I saw a big pickup truck hauling a long livestock trailer on the other side of the campground. I saw bedding spread out on site #6 (but no tent). I saw a dog, and it saw me. I couldn’t tell if it was tethered in any way, but it didn’t run over to meet me, so I left well enough alone. I didn’t see any people moving around, but at the back of site #6, I saw six horses milling about.

Oh! Horses! That was the animal noise I’d heard in the night. I don’t have much horse experience, so I wasn’t surprised I hadn’t identified the sounds I’d heard as coming from horses.

I also figured the metallic sounds must have come from the trailer–the gate opening, the horses unloading.

I did my paperwork so I could turn it into my supervisor later in the day. I swept the restrooms. I cleaned fire rings. I plotted how I would demand payment from the horse people, no mater if they protested that they’d not spent the whole night. They’d woke me (and scared me, no less), and they were going to pay.

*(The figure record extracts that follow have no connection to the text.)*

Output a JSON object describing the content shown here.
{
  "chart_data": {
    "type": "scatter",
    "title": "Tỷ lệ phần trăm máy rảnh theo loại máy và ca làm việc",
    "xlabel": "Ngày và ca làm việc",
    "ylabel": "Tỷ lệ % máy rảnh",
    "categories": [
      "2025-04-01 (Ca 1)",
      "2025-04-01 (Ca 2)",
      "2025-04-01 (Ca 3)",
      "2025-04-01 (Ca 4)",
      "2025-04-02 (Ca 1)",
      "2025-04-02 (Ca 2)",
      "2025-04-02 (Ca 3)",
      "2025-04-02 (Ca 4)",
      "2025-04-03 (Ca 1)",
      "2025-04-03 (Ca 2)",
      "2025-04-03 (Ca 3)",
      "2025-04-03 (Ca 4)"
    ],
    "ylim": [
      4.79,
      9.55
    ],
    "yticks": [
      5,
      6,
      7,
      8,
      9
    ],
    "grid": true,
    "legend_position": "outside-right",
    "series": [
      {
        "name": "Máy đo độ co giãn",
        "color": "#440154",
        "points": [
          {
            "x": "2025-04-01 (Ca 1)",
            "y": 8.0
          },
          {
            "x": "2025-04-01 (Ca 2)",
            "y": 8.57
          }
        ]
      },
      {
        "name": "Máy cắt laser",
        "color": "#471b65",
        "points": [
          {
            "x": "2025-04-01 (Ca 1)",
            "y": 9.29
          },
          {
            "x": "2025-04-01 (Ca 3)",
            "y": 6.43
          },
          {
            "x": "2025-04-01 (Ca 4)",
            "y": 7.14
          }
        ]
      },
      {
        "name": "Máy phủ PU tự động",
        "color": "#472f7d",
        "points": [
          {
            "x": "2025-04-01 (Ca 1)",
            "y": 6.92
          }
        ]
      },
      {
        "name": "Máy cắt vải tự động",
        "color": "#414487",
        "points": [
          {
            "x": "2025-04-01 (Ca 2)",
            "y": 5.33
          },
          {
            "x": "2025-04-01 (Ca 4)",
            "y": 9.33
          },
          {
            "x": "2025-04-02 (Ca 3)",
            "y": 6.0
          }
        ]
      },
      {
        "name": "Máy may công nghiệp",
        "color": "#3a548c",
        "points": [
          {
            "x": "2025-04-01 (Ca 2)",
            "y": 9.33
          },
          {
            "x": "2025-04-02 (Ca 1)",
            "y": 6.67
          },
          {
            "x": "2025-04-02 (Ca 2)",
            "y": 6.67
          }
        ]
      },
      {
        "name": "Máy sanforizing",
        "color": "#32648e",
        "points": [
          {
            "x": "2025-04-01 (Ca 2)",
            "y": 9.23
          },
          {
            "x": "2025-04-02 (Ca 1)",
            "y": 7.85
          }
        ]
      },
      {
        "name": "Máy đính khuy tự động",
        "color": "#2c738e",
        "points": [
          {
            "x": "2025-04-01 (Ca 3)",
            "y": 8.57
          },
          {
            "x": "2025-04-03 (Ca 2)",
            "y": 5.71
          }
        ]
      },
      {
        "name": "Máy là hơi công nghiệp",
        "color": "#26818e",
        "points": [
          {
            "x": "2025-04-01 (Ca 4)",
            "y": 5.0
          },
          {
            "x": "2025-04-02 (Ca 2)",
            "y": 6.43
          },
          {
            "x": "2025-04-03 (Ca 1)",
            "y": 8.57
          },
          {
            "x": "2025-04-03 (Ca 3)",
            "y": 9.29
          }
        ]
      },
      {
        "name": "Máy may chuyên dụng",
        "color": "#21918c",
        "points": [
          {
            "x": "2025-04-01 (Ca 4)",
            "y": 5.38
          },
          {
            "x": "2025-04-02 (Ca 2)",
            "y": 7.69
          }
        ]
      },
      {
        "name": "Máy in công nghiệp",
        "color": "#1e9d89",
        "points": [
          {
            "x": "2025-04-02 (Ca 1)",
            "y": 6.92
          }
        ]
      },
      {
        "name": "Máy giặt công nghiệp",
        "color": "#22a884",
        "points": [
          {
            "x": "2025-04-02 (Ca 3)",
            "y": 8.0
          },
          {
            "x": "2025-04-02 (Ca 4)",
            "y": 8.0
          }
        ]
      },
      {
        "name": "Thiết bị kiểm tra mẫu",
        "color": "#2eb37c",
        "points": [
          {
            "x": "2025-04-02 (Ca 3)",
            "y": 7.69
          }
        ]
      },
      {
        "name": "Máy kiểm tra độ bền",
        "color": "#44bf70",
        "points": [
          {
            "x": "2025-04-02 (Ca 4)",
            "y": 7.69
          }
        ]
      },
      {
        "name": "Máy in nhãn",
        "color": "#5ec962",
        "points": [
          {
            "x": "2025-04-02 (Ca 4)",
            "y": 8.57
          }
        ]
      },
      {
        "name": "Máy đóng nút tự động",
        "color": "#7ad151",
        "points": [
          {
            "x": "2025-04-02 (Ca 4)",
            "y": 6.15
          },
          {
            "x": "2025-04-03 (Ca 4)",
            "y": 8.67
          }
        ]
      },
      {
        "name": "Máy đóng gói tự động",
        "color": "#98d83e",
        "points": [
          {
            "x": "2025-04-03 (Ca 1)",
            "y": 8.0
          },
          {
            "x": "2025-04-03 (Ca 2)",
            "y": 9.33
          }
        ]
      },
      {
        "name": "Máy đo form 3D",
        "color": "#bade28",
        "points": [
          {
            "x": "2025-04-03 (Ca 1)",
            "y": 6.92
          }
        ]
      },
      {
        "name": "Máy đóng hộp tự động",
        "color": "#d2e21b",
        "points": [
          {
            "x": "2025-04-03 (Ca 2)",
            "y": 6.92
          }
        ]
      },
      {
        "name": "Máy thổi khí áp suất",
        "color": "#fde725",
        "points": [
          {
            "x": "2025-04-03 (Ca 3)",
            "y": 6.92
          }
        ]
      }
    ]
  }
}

Between 6 and 6:30, I looked over to site #6 and saw some people moving around. When I finished with the fire ring I was cleaning, I grabbed my clipboard and walked over, fully intending to write a permit and collect payment.

I noticed a person walking among the horses. The person had long hair; I thought it was a small woman. I also noticed the dog I’d seen earlier was not leashed and was frolicking around the horses. I think I said, Good morning, followed by, The dog does need to be leashed in the National Forest.

The female person did not turn to look at me.

I said, Miss? Miss?

The female person turned to look at me. I saw she was not a small woman, but a young girl, maybe 11, maybe 12. She looked at me in utter confusion.

The dog, I pointed. A leash, I said.

She didn’t utter a word. She seemed to be frozen. She just looked at me with blank eyes of confusion. I think there was something besides confusion on her face, but I didn’t realize it at the time.